4) If the party as a whole doesn't want to resurrect the character, but the player doesn't want to let it go, I might try to weave in a more...strange version. For example, if only one other character wants the resurrection, they could make a deal with a hedge witch a la Disney's Ursula: pay a price, get "what you want," even if it's not what you expected. Then I'd roll on a random table of races to see what comes of it. Double-plus side: this actually still leaves open the option of the character's body being resurrected normally--which then leaves an open question about who is "real" or not (or both, or neither!) and other juicy goodness.

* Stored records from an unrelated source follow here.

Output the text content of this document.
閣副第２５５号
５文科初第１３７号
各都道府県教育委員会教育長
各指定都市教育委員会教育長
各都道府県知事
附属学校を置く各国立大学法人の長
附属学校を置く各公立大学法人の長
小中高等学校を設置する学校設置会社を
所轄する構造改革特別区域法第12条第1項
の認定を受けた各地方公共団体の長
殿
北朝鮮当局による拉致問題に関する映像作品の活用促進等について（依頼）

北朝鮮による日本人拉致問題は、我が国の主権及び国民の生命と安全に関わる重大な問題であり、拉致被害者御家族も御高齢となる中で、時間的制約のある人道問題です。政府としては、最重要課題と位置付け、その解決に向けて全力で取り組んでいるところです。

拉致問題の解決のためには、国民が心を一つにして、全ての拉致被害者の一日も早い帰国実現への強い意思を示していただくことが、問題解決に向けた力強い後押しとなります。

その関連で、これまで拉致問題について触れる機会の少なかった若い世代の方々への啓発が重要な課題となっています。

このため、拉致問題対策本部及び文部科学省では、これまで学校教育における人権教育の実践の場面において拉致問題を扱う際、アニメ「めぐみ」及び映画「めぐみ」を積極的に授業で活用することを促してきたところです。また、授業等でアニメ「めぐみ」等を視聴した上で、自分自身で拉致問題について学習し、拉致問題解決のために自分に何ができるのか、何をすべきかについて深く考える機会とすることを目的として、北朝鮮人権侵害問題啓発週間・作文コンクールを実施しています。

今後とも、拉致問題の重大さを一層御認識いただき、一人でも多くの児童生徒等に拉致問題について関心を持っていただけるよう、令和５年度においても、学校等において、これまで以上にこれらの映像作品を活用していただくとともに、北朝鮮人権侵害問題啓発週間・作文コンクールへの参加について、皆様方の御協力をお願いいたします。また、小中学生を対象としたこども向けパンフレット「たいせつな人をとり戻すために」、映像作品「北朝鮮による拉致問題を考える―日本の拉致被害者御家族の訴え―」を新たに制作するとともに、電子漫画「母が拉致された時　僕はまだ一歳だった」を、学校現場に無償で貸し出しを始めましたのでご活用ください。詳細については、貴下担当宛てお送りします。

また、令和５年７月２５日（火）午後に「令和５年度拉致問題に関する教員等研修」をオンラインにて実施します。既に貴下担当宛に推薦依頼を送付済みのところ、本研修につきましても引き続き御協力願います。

Also, all of that aside? I like the 4e method (which 5e more or less uses too) where you have to fail a certain number of saves to actually "die." It prolongs the tension of
dying--keeping that feeling of tension in the air--while keeping death in the uncommon-but-not-impossible range where I prefer it to be. For a party that actually prepares to face deadly situations, there should always be a
chance to pull an ally out, incapacitated but alive, IMO.
Incidentally: I respect others feeling that the game has no tension if you can't lose it all, but for me it's exactly the opposite; if every hand could invalidate all the winnings I've made,
that saps the tension for me. It's why I take a dim view of people fiat declaring that you can
only have tension with a constant looming threat of death.